If you have a child between the age of 8-27 with lazy eye (amblyopia), the National Eye Institute will soon be soliciting volunteers for a study on a new form of treatment involving the drugs levodopa and carbidopa. These drugs are precursors for the production of dopamine , one of the main neurotransmitters, and often are sued to treat Parkinson’s disease. Dopamine is synthesized in the retina tissue in the back of the eye in amacrine cells. When the eye is light adapted, a lazy eye will show reduced levels of dopamine production, Dopamine seems to have a number of roles, effecting contrast sensitivity (which is one form of vision reduced in a lazy eyes. Rescued levels also inhibit the eye elongating (or growing longer from front ot back). This action tends to make an eye farsighted with astigmatism (since it does not seem to effect chewnges in equitoriL growth).
Adding these precurseres to lazy eye treatment may help restore sight past the age where we expect good results.
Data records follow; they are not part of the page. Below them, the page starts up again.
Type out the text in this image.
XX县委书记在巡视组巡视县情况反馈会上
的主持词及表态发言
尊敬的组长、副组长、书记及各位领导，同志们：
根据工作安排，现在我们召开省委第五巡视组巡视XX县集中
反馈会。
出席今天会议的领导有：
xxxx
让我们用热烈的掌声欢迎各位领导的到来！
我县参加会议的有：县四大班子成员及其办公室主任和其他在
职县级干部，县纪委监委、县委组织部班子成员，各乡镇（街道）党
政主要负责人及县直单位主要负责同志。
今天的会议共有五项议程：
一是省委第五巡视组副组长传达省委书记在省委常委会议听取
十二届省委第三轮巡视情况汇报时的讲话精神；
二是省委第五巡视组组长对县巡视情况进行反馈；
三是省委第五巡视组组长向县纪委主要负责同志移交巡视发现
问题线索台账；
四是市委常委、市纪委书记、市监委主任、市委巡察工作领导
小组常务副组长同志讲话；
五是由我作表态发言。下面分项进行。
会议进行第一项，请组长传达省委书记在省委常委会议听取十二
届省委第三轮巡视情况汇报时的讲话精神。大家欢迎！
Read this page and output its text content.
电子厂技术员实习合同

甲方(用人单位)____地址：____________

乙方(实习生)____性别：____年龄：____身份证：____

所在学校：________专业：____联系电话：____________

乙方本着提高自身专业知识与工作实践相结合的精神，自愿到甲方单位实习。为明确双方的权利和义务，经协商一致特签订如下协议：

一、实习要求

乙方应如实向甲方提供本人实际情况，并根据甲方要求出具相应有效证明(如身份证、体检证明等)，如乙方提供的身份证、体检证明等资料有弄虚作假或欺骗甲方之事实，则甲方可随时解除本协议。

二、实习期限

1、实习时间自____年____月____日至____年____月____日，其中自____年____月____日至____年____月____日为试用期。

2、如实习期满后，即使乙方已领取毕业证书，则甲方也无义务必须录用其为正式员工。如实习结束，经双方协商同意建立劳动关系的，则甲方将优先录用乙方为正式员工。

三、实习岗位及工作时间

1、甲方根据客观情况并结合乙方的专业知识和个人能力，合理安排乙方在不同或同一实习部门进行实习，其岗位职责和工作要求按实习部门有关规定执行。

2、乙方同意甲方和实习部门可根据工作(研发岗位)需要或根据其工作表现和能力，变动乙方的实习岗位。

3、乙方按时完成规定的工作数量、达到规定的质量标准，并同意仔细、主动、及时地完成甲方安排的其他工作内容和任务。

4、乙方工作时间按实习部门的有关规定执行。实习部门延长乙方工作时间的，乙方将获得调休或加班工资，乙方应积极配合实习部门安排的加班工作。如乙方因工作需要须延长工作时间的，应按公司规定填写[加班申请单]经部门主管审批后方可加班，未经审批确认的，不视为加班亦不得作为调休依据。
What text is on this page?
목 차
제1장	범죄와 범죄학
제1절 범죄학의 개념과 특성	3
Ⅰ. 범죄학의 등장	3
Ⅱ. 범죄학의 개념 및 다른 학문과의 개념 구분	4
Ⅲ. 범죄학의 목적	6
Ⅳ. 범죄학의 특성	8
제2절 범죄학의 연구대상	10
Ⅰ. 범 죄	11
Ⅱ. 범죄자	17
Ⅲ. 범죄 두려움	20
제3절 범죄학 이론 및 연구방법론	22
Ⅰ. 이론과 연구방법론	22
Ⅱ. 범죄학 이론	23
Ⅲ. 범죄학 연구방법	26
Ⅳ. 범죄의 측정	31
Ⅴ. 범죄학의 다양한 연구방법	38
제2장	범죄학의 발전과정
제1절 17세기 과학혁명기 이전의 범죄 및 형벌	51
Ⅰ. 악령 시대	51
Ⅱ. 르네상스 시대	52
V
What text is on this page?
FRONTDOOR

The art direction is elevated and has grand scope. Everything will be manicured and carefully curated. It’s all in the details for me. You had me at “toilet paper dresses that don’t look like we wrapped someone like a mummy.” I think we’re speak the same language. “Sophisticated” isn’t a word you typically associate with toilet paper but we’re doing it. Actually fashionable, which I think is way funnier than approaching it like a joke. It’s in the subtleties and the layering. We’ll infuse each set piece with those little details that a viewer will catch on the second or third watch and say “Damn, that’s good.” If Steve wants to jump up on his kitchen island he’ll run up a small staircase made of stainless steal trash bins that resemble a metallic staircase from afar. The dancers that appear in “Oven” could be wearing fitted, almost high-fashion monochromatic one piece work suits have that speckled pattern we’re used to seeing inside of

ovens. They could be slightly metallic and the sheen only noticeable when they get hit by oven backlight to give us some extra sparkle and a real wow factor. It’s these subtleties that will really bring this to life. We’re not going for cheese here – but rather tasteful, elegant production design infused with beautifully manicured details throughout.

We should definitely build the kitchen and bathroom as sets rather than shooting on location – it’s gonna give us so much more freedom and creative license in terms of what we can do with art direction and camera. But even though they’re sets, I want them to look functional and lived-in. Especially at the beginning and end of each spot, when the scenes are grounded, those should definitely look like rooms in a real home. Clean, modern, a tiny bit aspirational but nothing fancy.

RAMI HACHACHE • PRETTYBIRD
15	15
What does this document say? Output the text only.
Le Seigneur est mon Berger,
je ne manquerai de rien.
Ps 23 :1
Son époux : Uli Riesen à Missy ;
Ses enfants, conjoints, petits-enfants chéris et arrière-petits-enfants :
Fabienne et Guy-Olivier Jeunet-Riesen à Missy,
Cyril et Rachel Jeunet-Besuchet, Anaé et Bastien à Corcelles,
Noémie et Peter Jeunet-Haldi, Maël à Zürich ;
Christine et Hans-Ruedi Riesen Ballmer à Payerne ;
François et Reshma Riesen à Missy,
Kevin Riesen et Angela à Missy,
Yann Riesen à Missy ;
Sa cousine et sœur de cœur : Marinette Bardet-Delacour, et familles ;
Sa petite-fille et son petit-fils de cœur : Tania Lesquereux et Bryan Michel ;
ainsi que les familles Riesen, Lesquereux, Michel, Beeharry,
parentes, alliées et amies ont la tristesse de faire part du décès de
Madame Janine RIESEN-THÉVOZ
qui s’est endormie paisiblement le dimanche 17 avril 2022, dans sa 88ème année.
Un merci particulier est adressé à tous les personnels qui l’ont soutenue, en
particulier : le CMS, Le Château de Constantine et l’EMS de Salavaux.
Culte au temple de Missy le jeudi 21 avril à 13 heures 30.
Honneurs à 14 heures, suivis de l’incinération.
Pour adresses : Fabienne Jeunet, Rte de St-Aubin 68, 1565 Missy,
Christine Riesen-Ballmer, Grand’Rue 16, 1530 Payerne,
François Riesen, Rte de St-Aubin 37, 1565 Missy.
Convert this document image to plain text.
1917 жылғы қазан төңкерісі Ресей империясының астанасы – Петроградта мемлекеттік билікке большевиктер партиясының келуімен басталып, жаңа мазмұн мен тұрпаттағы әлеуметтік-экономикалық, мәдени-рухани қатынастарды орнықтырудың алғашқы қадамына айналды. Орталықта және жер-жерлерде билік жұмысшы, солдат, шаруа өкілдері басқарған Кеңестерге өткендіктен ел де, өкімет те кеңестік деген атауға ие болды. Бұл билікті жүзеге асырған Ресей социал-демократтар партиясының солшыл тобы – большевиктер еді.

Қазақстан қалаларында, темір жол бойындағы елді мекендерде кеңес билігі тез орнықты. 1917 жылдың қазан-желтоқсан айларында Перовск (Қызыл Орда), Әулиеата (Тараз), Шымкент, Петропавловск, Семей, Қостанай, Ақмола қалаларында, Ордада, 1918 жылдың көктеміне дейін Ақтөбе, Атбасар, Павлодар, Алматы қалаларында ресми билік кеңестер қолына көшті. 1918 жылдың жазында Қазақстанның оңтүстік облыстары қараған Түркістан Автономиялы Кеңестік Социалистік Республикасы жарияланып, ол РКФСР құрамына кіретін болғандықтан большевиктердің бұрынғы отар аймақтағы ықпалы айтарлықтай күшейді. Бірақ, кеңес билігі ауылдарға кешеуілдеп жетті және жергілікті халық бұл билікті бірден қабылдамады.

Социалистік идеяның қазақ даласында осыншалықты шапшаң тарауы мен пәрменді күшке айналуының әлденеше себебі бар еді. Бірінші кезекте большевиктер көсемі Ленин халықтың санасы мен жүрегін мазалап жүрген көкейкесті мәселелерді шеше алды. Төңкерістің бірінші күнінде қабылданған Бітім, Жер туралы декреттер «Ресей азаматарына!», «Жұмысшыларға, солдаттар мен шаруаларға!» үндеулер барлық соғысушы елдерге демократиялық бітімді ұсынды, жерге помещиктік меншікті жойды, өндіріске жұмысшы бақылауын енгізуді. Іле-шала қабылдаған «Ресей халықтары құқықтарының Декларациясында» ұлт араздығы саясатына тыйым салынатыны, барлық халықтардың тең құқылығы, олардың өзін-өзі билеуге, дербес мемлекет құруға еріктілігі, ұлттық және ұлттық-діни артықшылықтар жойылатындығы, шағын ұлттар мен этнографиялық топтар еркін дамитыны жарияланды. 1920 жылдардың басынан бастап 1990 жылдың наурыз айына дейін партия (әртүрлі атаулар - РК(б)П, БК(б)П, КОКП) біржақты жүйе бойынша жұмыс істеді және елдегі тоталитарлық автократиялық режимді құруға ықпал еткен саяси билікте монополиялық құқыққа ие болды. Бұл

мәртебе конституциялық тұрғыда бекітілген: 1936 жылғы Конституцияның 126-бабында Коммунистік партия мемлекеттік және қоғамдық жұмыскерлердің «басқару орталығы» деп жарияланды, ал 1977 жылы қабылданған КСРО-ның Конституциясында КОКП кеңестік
After age 7-8 success rates drop down to 20-30% at best. This study will compare levadopa with and without patching an eye to see if there is a marked improvement. It will be oral supplementation with Levadopa. The trial is not yet recruiting for subjects and will probably require travel out of state.
This is very noteworthy from the aspect of treating a neurodegenerative condition potentially with a pharmaceutical drug and maybe reversing sightloss at an age where recovery isn’t normally expected.